Famy uses the straight-line method for all depreciation and amortization.
b. The balance in the organization costs included costs incurred during the organization
period. Famy has exercised its option to amortized organization cost over a five-year
period beginning January 1, 2009, for income tax purposes and will amortize these costs
for accounting purposes in the same manner. No amortization has yet been recorded.
c. On January 3, 2009, Famy purchased licensing agreement 1, which was believed to have
a 20-year useful life. The balance in the licensing agreement 1 account includes its
purchase price of P480,000 and costs of of P20,000 related to the acquisition. On January
1,2010, Famy bought licensing agreement 2, which has a life expectancy of 10 years. The
balance in the licensing agreement 2 account included the P580,000 purchase price and
P20,000 in acquisition costs, but it has been reduced by a credit of P10,000 for the
advance collection of 2011 revenue from the agreement.

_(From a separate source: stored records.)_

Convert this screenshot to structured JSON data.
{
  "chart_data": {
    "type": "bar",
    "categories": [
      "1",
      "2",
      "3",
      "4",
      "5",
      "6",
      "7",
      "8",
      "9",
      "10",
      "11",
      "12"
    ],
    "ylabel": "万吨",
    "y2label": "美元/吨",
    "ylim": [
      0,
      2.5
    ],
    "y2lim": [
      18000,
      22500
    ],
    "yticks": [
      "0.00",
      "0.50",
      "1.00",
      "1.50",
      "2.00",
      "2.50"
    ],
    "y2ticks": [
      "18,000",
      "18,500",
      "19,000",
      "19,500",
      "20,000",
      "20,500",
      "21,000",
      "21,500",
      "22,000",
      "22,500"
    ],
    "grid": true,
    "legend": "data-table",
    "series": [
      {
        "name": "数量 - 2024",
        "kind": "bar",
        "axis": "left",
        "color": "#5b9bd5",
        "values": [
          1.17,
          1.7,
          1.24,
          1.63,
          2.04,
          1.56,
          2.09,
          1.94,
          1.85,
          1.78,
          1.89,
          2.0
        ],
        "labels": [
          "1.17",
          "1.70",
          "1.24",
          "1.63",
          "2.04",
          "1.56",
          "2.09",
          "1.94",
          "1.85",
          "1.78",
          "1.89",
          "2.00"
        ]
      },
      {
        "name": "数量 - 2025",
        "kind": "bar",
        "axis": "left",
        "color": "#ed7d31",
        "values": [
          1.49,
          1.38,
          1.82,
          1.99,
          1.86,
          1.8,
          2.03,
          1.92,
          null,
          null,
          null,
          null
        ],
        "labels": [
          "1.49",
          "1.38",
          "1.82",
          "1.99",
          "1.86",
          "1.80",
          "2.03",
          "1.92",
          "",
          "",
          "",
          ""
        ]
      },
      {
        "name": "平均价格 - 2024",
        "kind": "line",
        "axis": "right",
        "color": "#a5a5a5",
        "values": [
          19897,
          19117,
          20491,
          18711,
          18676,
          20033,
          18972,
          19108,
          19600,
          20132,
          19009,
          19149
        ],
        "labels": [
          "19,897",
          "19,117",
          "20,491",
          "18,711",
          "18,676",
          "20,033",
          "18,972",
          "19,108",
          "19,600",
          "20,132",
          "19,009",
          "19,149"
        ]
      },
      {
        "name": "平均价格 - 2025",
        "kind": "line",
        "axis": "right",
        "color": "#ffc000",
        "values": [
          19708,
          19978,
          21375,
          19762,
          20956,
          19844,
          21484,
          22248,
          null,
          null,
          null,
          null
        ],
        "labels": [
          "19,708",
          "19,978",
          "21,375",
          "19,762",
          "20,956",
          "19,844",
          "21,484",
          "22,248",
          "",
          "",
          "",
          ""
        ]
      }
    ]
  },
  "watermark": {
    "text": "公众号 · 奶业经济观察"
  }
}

No amortization on agreement 2
has been recorded.

In early 2010, an explosion caused a permanent 60%reduction in expected revenue-


producing value of licensing agreement1. No entries have been made during 2009 or
2010 amortization or for the explosion in 2010.
d. The balance in the goodwill account includes (1) P80,000 paid December 30,2009, for an
advertising program that management believes will assist in increasing Famy’s sales over
a period of three to five years following the disbursement and
(2)legal expenses of P160,000 incurred for Famy’s corporation January 3,2009. No
amortization has ever been recorded on the goodwill.

Questions:
Based on the above and the result of your audit, determine the adjusted carrying amount of the
following as of December 31,2010:
1. Patents
2. Organization Costs
3. Licensing agreement 1
4. Licensing agreement 2
5. Goodwill
Answers:
1. P646,000
2. P0
3. P180,000
4. P540,000
5. P0
Solution:
1. Unadjusted Patents, 12/31/10 1,020,000
Expenditures chargeable to machinery ( 340,000)
Adjusted costs of Patents 680,000
Amortization in 2010(P680,000/20) ( 34,000)
Carrying amount of Patents,12/31/10 P646,000

2. Start-up, pre-opening and pre-operating cost should be expensed when incurred.

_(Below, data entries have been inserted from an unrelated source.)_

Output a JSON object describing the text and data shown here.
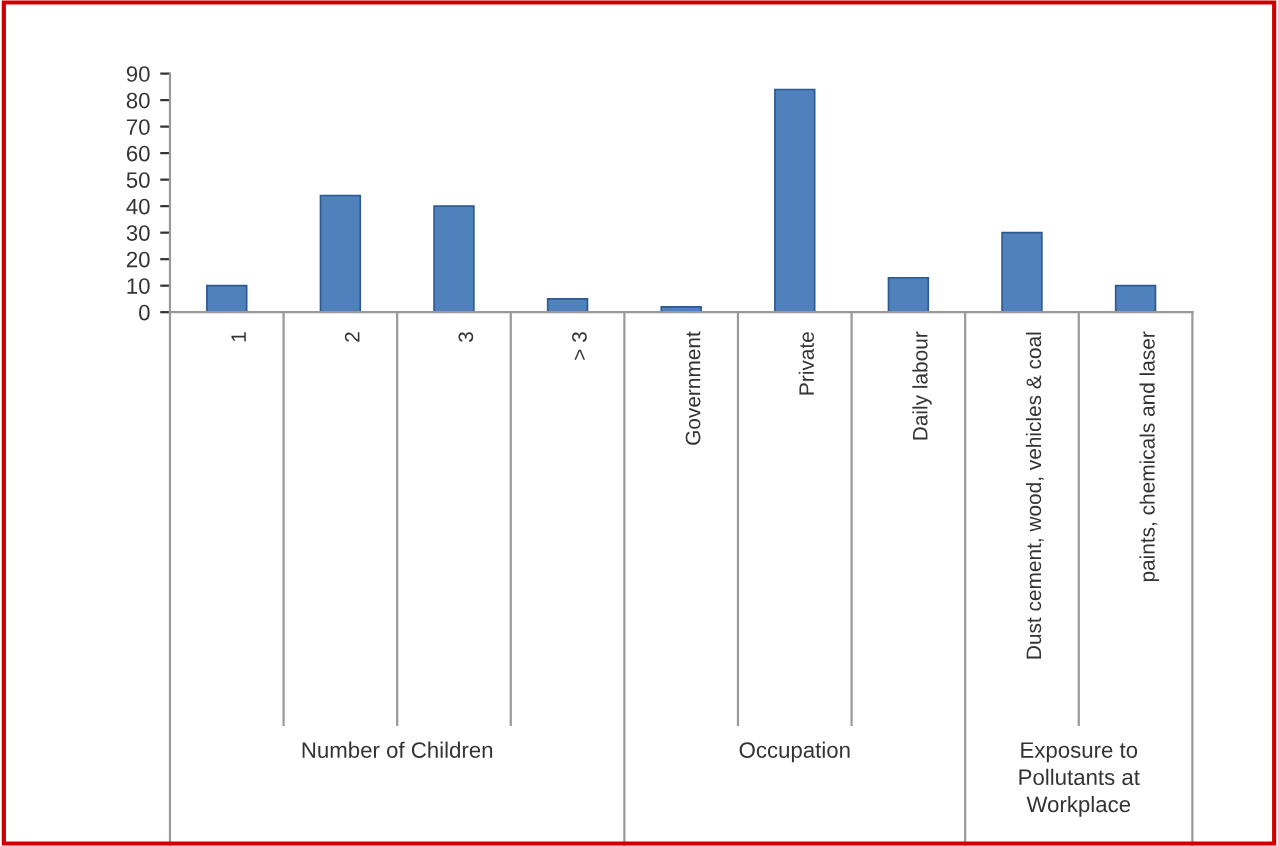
{
  "chart_data": {
    "type": "bar",
    "categories": [
      "1",
      "2",
      "3",
      "> 3",
      "Government",
      "Private",
      "Daily labour",
      "Dust cement, wood, vehicles & coal",
      "paints, chemicals and laser"
    ],
    "values": [
      10,
      44,
      40,
      5,
      2,
      84,
      13,
      30,
      10
    ],
    "color": "#4f81bd",
    "ylim": [
      0,
      90
    ],
    "yticks": [
      0,
      10,
      20,
      30,
      40,
      50,
      60,
      70,
      80,
      90
    ],
    "grid": false,
    "annotations": [
      "Number of Children",
      "Occupation",
      "Exposure to\nPollutants at\nWorkplace"
    ]
  }
}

3. Unadjusted licensing agreement no. 1, 12/31/10 500,000


Amortization in 2009 (P500,000/20) ( 25,000)
Carrying amount, 12/31/09 475,000
Casualty loss (P475,000*60%) (285,000)
Carrying amount, after casualty loss 190,000
Amortization in 2010 (P190,000/19) ( 10,000)
Carrying amount, 12/31/10 180,000

4. Unadjusted licensing agreement no.2, 12/31/10 590,000


Advance collection erroneously deducted 10,000
Adjusted cost of licensing agreement no.2 600,000
Amortization in 2010 (P600,000/10) ( 60,000)
Carrying amount, 12/31/10 540,000

5. The expenditures for advertising and legal expenses should be expensed when incurred.